In many cases, I’ve been able to speak directly to the kids I’m writing about, on or off the record. In other cases, that wasn’t possible — either because the kids were in crisis, or away in a residential program, or just because they were so tired of the whole subject that they had no interest in rehashing it with me. Young people in the mental health system are often required to discuss their worst memories — or the worst things they’ve ever done — with what can seem like an endless succession of intake specialists, new therapists, school principals, deans, probation officers and so on. There’s a limit to how many times anyone wants to tell the story of how they attempted suicide or the time they attacked their mother.
Reporting for my most recent article posed an additional ethical dilemma: The family asking for the highest level of anonymity — that of the teenager we identified by just his middle name — was also the family with the greatest financial resources, a fact that was crucial to the story. In granting their request, were we contributing to the idea that the kid with the most money was the most deserving of privacy or that he had more to lose? Were we implying that a wealthy family should be more ashamed of mental illness than a poor one?
In the end, we stuck with the policy we’ve used from the beginning of the project — which is that we allow parents and guardians to decide how identifiable or anonymous their children will be.
Parents’ decisions have often been fraught with worry: How will their kids feel seeing personal information published online? Will their family be publicly defined by what we write? Will the story pop up in a Google search if a future college admissions counselor or employer looks up their child’s name? Will their in-laws see it?

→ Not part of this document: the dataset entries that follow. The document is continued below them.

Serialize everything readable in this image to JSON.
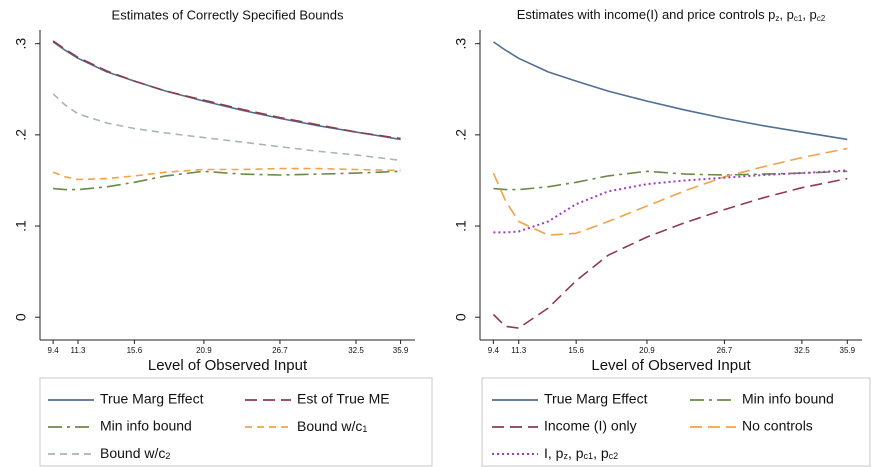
{
  "chart_data": [
    {
      "type": "line",
      "title": "Estimates of Correctly Specified Bounds",
      "xlabel": "Level of Observed Input",
      "x": [
        9.4,
        10.3,
        11.3,
        13.5,
        15.6,
        18,
        20.9,
        23.8,
        26.7,
        29.6,
        32.5,
        35.9
      ],
      "xlim": [
        8.4,
        37
      ],
      "xticks": [
        9.4,
        11.3,
        15.6,
        20.9,
        26.7,
        32.5,
        35.9
      ],
      "ylim": [
        -0.025,
        0.315
      ],
      "yticks": [
        0,
        {
          "value": 0.1,
          "label": ".1"
        },
        {
          "value": 0.2,
          "label": ".2"
        },
        {
          "value": 0.3,
          "label": ".3"
        }
      ],
      "series": [
        {
          "name": "True Marg Effect",
          "color": "#4f6f94",
          "style": "solid",
          "values": [
            0.302,
            0.293,
            0.284,
            0.269,
            0.259,
            0.248,
            0.237,
            0.227,
            0.218,
            0.21,
            0.203,
            0.195
          ]
        },
        {
          "name": "Est of True ME",
          "color": "#8e3b4c",
          "style": "longdash",
          "values": [
            0.303,
            0.294,
            0.285,
            0.27,
            0.259,
            0.248,
            0.238,
            0.228,
            0.219,
            0.211,
            0.203,
            0.196
          ]
        },
        {
          "name": "Min info bound",
          "color": "#6a8a4a",
          "style": "dashdot",
          "values": [
            0.141,
            0.14,
            0.14,
            0.143,
            0.148,
            0.155,
            0.16,
            0.157,
            0.156,
            0.157,
            0.158,
            0.16
          ]
        },
        {
          "name": [
            "Bound w/c",
            "1"
          ],
          "color": "#f2a34a",
          "style": "dash",
          "values": [
            0.159,
            0.154,
            0.151,
            0.152,
            0.155,
            0.159,
            0.162,
            0.162,
            0.163,
            0.163,
            0.162,
            0.161
          ]
        },
        {
          "name": [
            "Bound w/c",
            "2"
          ],
          "color": "#a5b8b4",
          "style": "dash",
          "values": [
            0.245,
            0.233,
            0.223,
            0.213,
            0.207,
            0.202,
            0.197,
            0.192,
            0.187,
            0.182,
            0.178,
            0.172
          ]
        }
      ]
    },
    {
      "type": "line",
      "title": [
        "Estimates with income(I) and price controls p",
        "z",
        ", p",
        "c1",
        ", p",
        "c2"
      ],
      "xlabel": "Level of Observed Input",
      "x": [
        9.4,
        10.3,
        11.3,
        13.5,
        15.6,
        18,
        20.9,
        23.8,
        26.7,
        29.6,
        32.5,
        35.9
      ],
      "xlim": [
        8.4,
        37
      ],
      "xticks": [
        9.4,
        11.3,
        15.6,
        20.9,
        26.7,
        32.5,
        35.9
      ],
      "ylim": [
        -0.025,
        0.315
      ],
      "yticks": [
        0,
        {
          "value": 0.1,
          "label": ".1"
        },
        {
          "value": 0.2,
          "label": ".2"
        },
        {
          "value": 0.3,
          "label": ".3"
        }
      ],
      "series": [
        {
          "name": "True Marg Effect",
          "color": "#4f6f94",
          "style": "solid",
          "values": [
            0.302,
            0.293,
            0.284,
            0.269,
            0.259,
            0.248,
            0.237,
            0.227,
            0.218,
            0.21,
            0.203,
            0.195
          ]
        },
        {
          "name": "Min info bound",
          "color": "#6a8a4a",
          "style": "dashdot",
          "values": [
            0.141,
            0.14,
            0.14,
            0.143,
            0.148,
            0.155,
            0.16,
            0.157,
            0.156,
            0.157,
            0.158,
            0.16
          ]
        },
        {
          "name": "Income (I) only",
          "color": "#8e3b4c",
          "style": "longdash",
          "values": [
            0.003,
            -0.01,
            -0.012,
            0.01,
            0.04,
            0.068,
            0.088,
            0.104,
            0.118,
            0.131,
            0.142,
            0.152
          ]
        },
        {
          "name": "No controls",
          "color": "#f2a34a",
          "style": "longdash",
          "values": [
            0.158,
            0.128,
            0.105,
            0.09,
            0.092,
            0.105,
            0.122,
            0.139,
            0.154,
            0.165,
            0.175,
            0.185
          ]
        },
        {
          "name": [
            "I, p",
            "z",
            ", p",
            "c1",
            ", p",
            "c2"
          ],
          "color": "#a23bc4",
          "style": "dot",
          "values": [
            0.093,
            0.093,
            0.094,
            0.105,
            0.124,
            0.138,
            0.146,
            0.15,
            0.153,
            0.156,
            0.158,
            0.161
          ]
        }
      ]
    }
  ]
}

Some parents also worry about retaliation. The universe of care for children with very serious mental health challenges is small, and the sickest kids are often in the physical custody of outside caregivers. What if families need to put their children back in a hospital or school that they’ve publicly criticized?

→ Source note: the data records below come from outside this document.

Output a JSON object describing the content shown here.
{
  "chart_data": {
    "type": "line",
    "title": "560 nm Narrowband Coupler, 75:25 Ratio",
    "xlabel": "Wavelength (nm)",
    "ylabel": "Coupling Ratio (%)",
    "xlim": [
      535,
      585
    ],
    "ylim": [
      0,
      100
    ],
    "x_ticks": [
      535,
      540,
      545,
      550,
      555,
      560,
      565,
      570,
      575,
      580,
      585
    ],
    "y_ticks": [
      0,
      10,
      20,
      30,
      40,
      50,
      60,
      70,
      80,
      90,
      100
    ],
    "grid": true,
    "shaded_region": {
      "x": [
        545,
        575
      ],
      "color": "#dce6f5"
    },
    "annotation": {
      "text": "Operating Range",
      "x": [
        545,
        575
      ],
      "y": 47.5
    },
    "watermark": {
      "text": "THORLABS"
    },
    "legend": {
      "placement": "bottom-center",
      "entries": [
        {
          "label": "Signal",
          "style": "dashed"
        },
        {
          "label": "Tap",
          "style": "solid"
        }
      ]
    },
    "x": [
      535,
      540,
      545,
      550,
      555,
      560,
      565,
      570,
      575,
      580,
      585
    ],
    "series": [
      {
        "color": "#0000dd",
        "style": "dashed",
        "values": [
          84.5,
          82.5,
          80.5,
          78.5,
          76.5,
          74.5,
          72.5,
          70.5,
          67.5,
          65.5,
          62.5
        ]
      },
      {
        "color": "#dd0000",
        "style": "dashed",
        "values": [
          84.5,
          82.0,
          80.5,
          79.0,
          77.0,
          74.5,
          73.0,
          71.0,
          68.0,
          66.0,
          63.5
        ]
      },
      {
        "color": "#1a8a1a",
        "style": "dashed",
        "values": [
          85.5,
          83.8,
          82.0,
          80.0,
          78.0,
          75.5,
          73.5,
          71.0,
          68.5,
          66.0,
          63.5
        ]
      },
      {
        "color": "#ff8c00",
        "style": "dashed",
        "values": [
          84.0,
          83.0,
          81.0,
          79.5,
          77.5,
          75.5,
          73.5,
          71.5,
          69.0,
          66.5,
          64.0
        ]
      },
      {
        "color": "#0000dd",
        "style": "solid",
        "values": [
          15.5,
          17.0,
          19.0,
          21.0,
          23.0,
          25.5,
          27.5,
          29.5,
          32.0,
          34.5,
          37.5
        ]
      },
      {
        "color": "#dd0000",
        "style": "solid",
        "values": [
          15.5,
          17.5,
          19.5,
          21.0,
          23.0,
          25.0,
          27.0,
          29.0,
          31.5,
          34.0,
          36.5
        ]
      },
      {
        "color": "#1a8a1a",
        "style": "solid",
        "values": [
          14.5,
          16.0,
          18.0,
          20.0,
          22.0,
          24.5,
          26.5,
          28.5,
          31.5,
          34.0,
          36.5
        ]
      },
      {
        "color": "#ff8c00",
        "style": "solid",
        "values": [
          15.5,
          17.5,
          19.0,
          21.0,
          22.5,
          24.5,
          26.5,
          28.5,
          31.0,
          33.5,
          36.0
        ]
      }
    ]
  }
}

There was one thing, though, that every child and parent I’ve spoken to has said about why they decided to talk to me: They all wanted to make the system better. Kids in mental health crises face a nearly universal set of problems, including underfunded programs, waitlists for services, constant staff turnover and inadequate care. And yet those problems are all but invisible to the outside world. Without exception, the kids and parents who appeared in these stories decided that they were willing to compromise their privacy in the hope that some other family wouldn’t have to endure what theirs did.

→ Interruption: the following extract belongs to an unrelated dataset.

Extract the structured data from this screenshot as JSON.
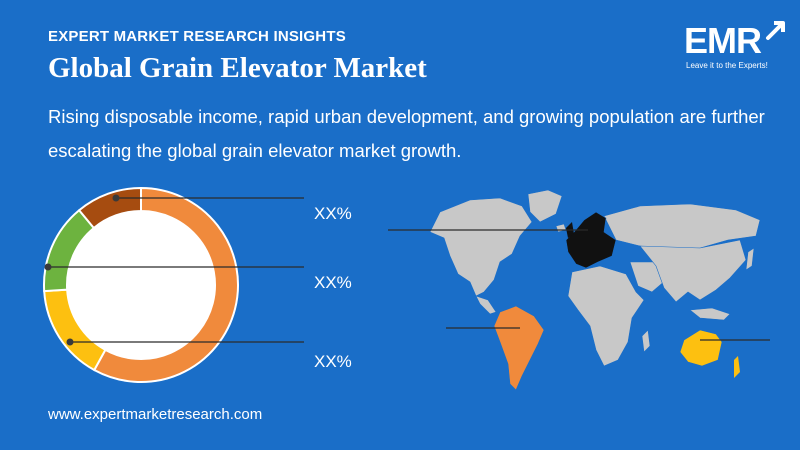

“I’m just hoping that someone will take this on — some legislator, some oversight committee, someone will really take this on,” said Tamara Begel, a Long Island parent who spent many hours this year helping me to understand her yearslong fight to get mental health care for her son. “When politicians just hear the numbers, ‘Oh it’s hundreds or thousands of kids sitting in waiting rooms or psych ERs, waiting for beds,’ it’s too easy to say ‘aww’ and move on. I want them to see that it’s real.”
When I first wrote about Begel’s family, she chose to identify herself and her son by their middle names. Shortly after the story was published, however, New York’s attorney general, Letitia James, held a hearing about the lack of access to mental health care across the state, and Begel decided to testify publicly. Since then, she’s become more outspoken in her advocacy for Long Island kids and families.
But the choice to be public with her name and story remains difficult, Begel told me recently. “I’m still not 100% comfortable. I still wake up at night wondering if I did the right thing, or if it will have a negative effect on my child. Only time will tell.”